92-year-old former prisoner of war Neil McPherson. Picture: Ray Jordan

If there wasn’t enough emotion in the eerie misty stillness as first light started to break through Hellfire Pass in Thailand, it certainly flooded the senses when 92-year-old former prisoner of war Neil McPherson proudly came forward to lay a wreath.

An estimated 4000 people, with a strongly Australian and New Zealand representation, either made their way down to the pass itself, or because of the huge numbers, watched on the screen in the carpark. In fact most started arriving a little after 2am to secure a vantage point with others wedged into the cramped pass that leads to the memorial.
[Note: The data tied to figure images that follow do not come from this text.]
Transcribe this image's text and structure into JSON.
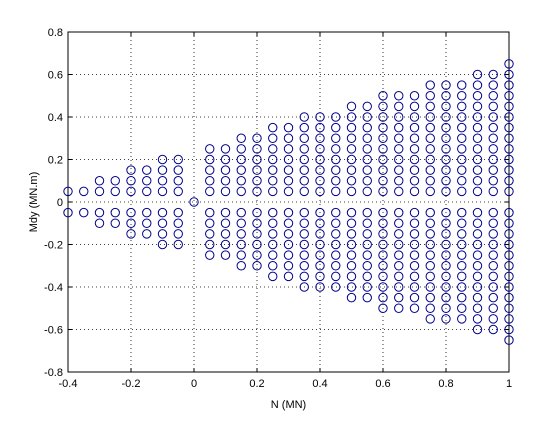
{
  "chart_data": {
    "type": "scatter",
    "title": "",
    "xlabel": "N (MN)",
    "ylabel": "Mdy (MN.m)",
    "xlim": [
      -0.4,
      1.0
    ],
    "ylim": [
      -0.8,
      0.8
    ],
    "xticks": [
      -0.4,
      -0.2,
      0,
      0.2,
      0.4,
      0.6,
      0.8,
      1
    ],
    "yticks": [
      -0.8,
      -0.6,
      -0.4,
      -0.2,
      0,
      0.2,
      0.4,
      0.6,
      0.8
    ],
    "xtick_labels": [
      "-0.4",
      "-0.2",
      "0",
      "0.2",
      "0.4",
      "0.6",
      "0.8",
      "1"
    ],
    "ytick_labels": [
      "-0.8",
      "-0.6",
      "-0.4",
      "-0.2",
      "0",
      "0.2",
      "0.4",
      "0.6",
      "0.8"
    ],
    "grid": true,
    "legend": false,
    "marker": "circle-open",
    "marker_color": "#00008b",
    "y_step": 0.05,
    "columns": [
      {
        "x": -0.4,
        "ymax": 0.05
      },
      {
        "x": -0.35,
        "ymax": 0.05
      },
      {
        "x": -0.3,
        "ymax": 0.1
      },
      {
        "x": -0.25,
        "ymax": 0.1
      },
      {
        "x": -0.2,
        "ymax": 0.15
      },
      {
        "x": -0.15,
        "ymax": 0.15
      },
      {
        "x": -0.1,
        "ymax": 0.2
      },
      {
        "x": -0.05,
        "ymax": 0.2
      },
      {
        "x": 0.0,
        "ymax": 0.0
      },
      {
        "x": 0.05,
        "ymax": 0.25
      },
      {
        "x": 0.1,
        "ymax": 0.25
      },
      {
        "x": 0.15,
        "ymax": 0.3
      },
      {
        "x": 0.2,
        "ymax": 0.3
      },
      {
        "x": 0.25,
        "ymax": 0.35
      },
      {
        "x": 0.3,
        "ymax": 0.35
      },
      {
        "x": 0.35,
        "ymax": 0.4
      },
      {
        "x": 0.4,
        "ymax": 0.4
      },
      {
        "x": 0.45,
        "ymax": 0.4
      },
      {
        "x": 0.5,
        "ymax": 0.45
      },
      {
        "x": 0.55,
        "ymax": 0.45
      },
      {
        "x": 0.6,
        "ymax": 0.5
      },
      {
        "x": 0.65,
        "ymax": 0.5
      },
      {
        "x": 0.7,
        "ymax": 0.5
      },
      {
        "x": 0.75,
        "ymax": 0.55
      },
      {
        "x": 0.8,
        "ymax": 0.55
      },
      {
        "x": 0.85,
        "ymax": 0.55
      },
      {
        "x": 0.9,
        "ymax": 0.6
      },
      {
        "x": 0.95,
        "ymax": 0.6
      },
      {
        "x": 1.0,
        "ymax": 0.65
      }
    ]
  }
}
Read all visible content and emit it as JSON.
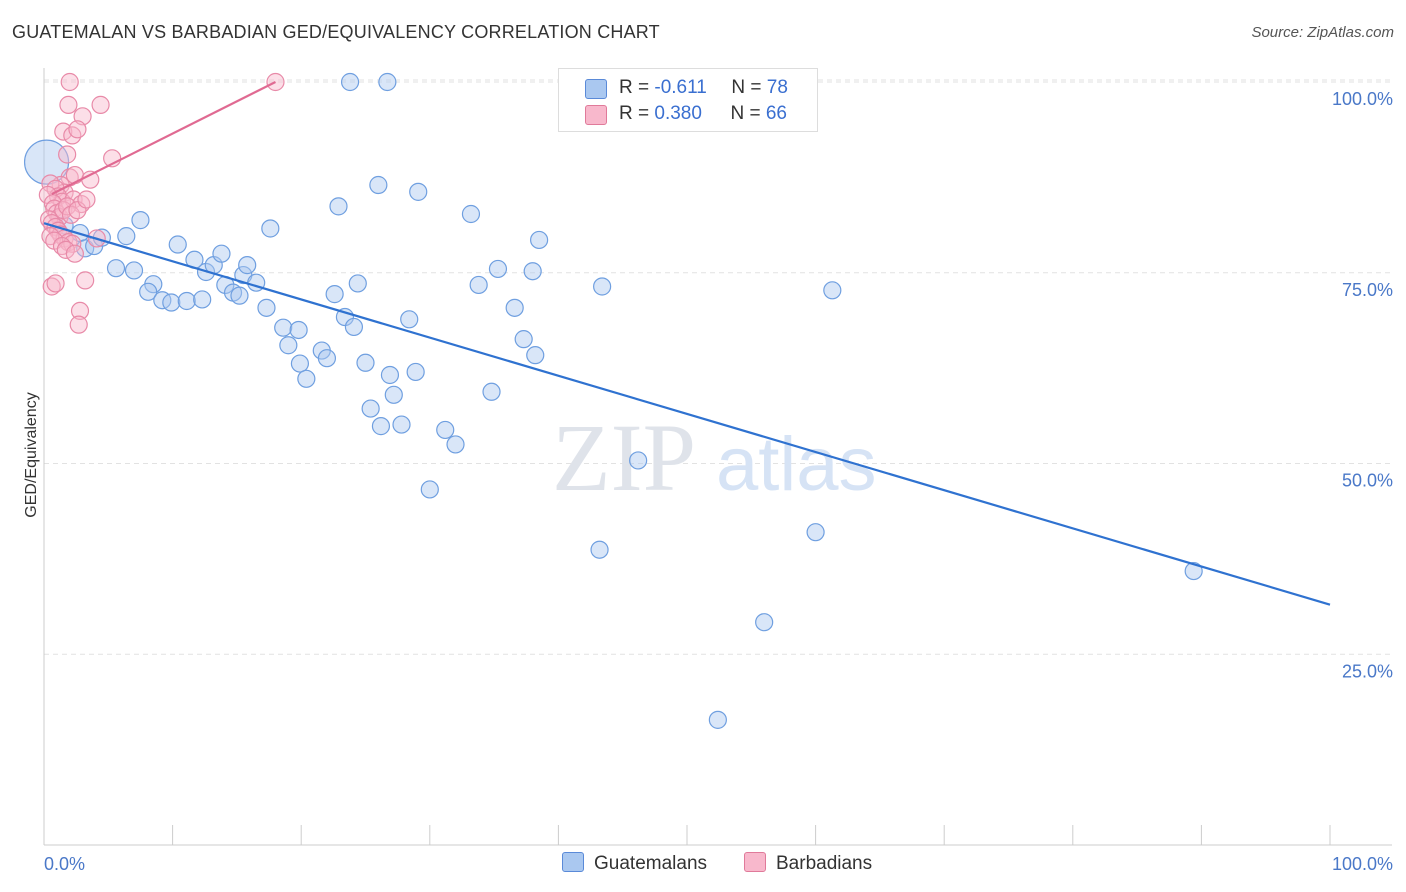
{
  "title": "GUATEMALAN VS BARBADIAN GED/EQUIVALENCY CORRELATION CHART",
  "source": "Source: ZipAtlas.com",
  "watermark": {
    "zip": "ZIP",
    "atlas": "atlas"
  },
  "legend": {
    "rows": [
      {
        "r_label": "R = ",
        "r_value": "-0.611",
        "n_label": "N = ",
        "n_value": "78",
        "color": "#aac8f0",
        "border": "#5a8ad8"
      },
      {
        "r_label": "R = ",
        "r_value": "0.380",
        "n_label": "N = ",
        "n_value": "66",
        "color": "#f8b8cc",
        "border": "#e07a9a"
      }
    ]
  },
  "bottom_legend": [
    {
      "label": "Guatemalans",
      "color": "#aac8f0",
      "border": "#5a8ad8"
    },
    {
      "label": "Barbadians",
      "color": "#f8b8cc",
      "border": "#e07a9a"
    }
  ],
  "chart_data": {
    "type": "scatter",
    "title": "GUATEMALAN VS BARBADIAN GED/EQUIVALENCY CORRELATION CHART",
    "xlabel": "",
    "ylabel": "GED/Equivalency",
    "xlim": [
      0,
      100
    ],
    "ylim": [
      0,
      100
    ],
    "x_tick_labels": [
      "0.0%",
      "100.0%"
    ],
    "y_tick_labels": [
      {
        "value": 100,
        "label": "100.0%"
      },
      {
        "value": 75,
        "label": "75.0%"
      },
      {
        "value": 50,
        "label": "50.0%"
      },
      {
        "value": 25,
        "label": "25.0%"
      }
    ],
    "grid": true,
    "legend_position": "top-center",
    "series": [
      {
        "name": "Guatemalans",
        "color": "#6f9fe0",
        "fill": "rgba(170,200,240,0.45)",
        "trend": {
          "x": [
            0,
            100
          ],
          "y": [
            81.5,
            31.5
          ],
          "color": "#2f72d0"
        },
        "points": [
          [
            0.2,
            89.5
          ],
          [
            1.6,
            81.2
          ],
          [
            2.8,
            80.2
          ],
          [
            3.2,
            78.2
          ],
          [
            3.9,
            78.5
          ],
          [
            4.5,
            79.6
          ],
          [
            6.4,
            79.8
          ],
          [
            7.5,
            81.9
          ],
          [
            5.6,
            75.6
          ],
          [
            7.0,
            75.3
          ],
          [
            8.5,
            73.5
          ],
          [
            8.1,
            72.5
          ],
          [
            9.2,
            71.4
          ],
          [
            9.9,
            71.1
          ],
          [
            10.4,
            78.7
          ],
          [
            11.1,
            71.3
          ],
          [
            11.7,
            76.7
          ],
          [
            12.6,
            75.1
          ],
          [
            12.3,
            71.5
          ],
          [
            13.2,
            76.0
          ],
          [
            13.8,
            77.5
          ],
          [
            14.1,
            73.4
          ],
          [
            14.7,
            72.4
          ],
          [
            15.2,
            72.0
          ],
          [
            15.5,
            74.7
          ],
          [
            15.8,
            76.0
          ],
          [
            16.5,
            73.7
          ],
          [
            17.3,
            70.4
          ],
          [
            17.6,
            80.8
          ],
          [
            18.6,
            67.8
          ],
          [
            19.0,
            65.5
          ],
          [
            19.8,
            67.5
          ],
          [
            19.9,
            63.1
          ],
          [
            20.4,
            61.1
          ],
          [
            21.6,
            64.8
          ],
          [
            22.0,
            63.8
          ],
          [
            22.6,
            72.2
          ],
          [
            22.9,
            83.7
          ],
          [
            23.4,
            69.2
          ],
          [
            24.1,
            67.9
          ],
          [
            24.4,
            73.6
          ],
          [
            25.0,
            63.2
          ],
          [
            25.4,
            57.2
          ],
          [
            23.8,
            100.0
          ],
          [
            26.7,
            100.0
          ],
          [
            26.0,
            86.5
          ],
          [
            26.2,
            54.9
          ],
          [
            26.9,
            61.6
          ],
          [
            27.8,
            55.1
          ],
          [
            28.4,
            68.9
          ],
          [
            28.9,
            62.0
          ],
          [
            29.1,
            85.6
          ],
          [
            27.2,
            59.0
          ],
          [
            30.0,
            46.6
          ],
          [
            31.2,
            54.4
          ],
          [
            32.0,
            52.5
          ],
          [
            33.2,
            82.7
          ],
          [
            33.8,
            73.4
          ],
          [
            34.8,
            59.4
          ],
          [
            35.3,
            75.5
          ],
          [
            36.6,
            70.4
          ],
          [
            37.3,
            66.3
          ],
          [
            38.0,
            75.2
          ],
          [
            38.2,
            64.2
          ],
          [
            38.5,
            79.3
          ],
          [
            43.2,
            38.7
          ],
          [
            43.4,
            73.2
          ],
          [
            46.2,
            50.4
          ],
          [
            52.4,
            16.4
          ],
          [
            56.0,
            29.2
          ],
          [
            60.0,
            41.0
          ],
          [
            61.3,
            72.7
          ],
          [
            89.4,
            35.9
          ]
        ]
      },
      {
        "name": "Barbadians",
        "color": "#e88aa8",
        "fill": "rgba(248,184,204,0.45)",
        "trend": {
          "x": [
            0.6,
            18.0
          ],
          "y": [
            85.3,
            100.0
          ],
          "color": "#e06a92"
        },
        "points": [
          [
            2.0,
            100.0
          ],
          [
            18.0,
            100.0
          ],
          [
            1.9,
            97.0
          ],
          [
            4.4,
            97.0
          ],
          [
            3.0,
            95.5
          ],
          [
            1.5,
            93.5
          ],
          [
            2.2,
            93.0
          ],
          [
            2.6,
            93.8
          ],
          [
            1.8,
            90.5
          ],
          [
            5.3,
            90.0
          ],
          [
            2.0,
            87.5
          ],
          [
            2.4,
            87.8
          ],
          [
            3.6,
            87.2
          ],
          [
            1.3,
            86.5
          ],
          [
            1.6,
            85.5
          ],
          [
            0.5,
            86.7
          ],
          [
            0.9,
            86.0
          ],
          [
            1.1,
            85.0
          ],
          [
            1.4,
            84.3
          ],
          [
            2.3,
            84.6
          ],
          [
            2.9,
            84.0
          ],
          [
            0.3,
            85.2
          ],
          [
            0.7,
            84.1
          ],
          [
            0.8,
            83.4
          ],
          [
            1.0,
            82.8
          ],
          [
            1.2,
            82.3
          ],
          [
            1.5,
            83.2
          ],
          [
            1.8,
            83.7
          ],
          [
            2.1,
            82.6
          ],
          [
            2.6,
            83.2
          ],
          [
            3.3,
            84.6
          ],
          [
            0.4,
            82.0
          ],
          [
            0.6,
            81.5
          ],
          [
            0.9,
            81.0
          ],
          [
            1.1,
            80.5
          ],
          [
            1.3,
            80.0
          ],
          [
            1.6,
            79.5
          ],
          [
            1.9,
            79.0
          ],
          [
            2.2,
            78.8
          ],
          [
            4.1,
            79.5
          ],
          [
            0.5,
            79.8
          ],
          [
            0.8,
            79.2
          ],
          [
            1.4,
            78.5
          ],
          [
            1.7,
            78.0
          ],
          [
            2.4,
            77.5
          ],
          [
            3.2,
            74.0
          ],
          [
            0.6,
            73.2
          ],
          [
            0.9,
            73.6
          ],
          [
            2.8,
            70.0
          ],
          [
            2.7,
            68.2
          ]
        ]
      }
    ]
  }
}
For Mr McPherson, who laid the wreath on behalf of the World War Prisoners of war who worked the infamous Death Railway, it was an emotional experience. “I was thinking that I was with prisoners who didn’t survive.”

But when asked whether he still felt any anger towards his captors he responded: “No, no, absolutely none.”

And then with the faintest hit of a smile: “In fact half my grandchildren are Australian and half are Japanese, so that should give you an idea.”

He also said that even when in the prison camps he and most of the Australians remembered Anzac Day.

“Yes, we always remembered it coming around when we were there.”

The notorious Thai Burma railway was built by Australian, British, Dutch and American prisoners of war with a significant number of Asian labourers. More than 12,000 Allied prisoners died in the appalling conditions and brutality on the line, while more than 80,000 of the 200,000 Asian workers also died.

Today there is an almost tranquil serenity about the place, with the walk down the well-maintained wooden steps through neatly managed gardens down the walk trail that taking you to the memorial at the end of Konyu Cutting, that became known as Hellfire Pass.

It is so far removed from what was experienced at this place 70 years ago.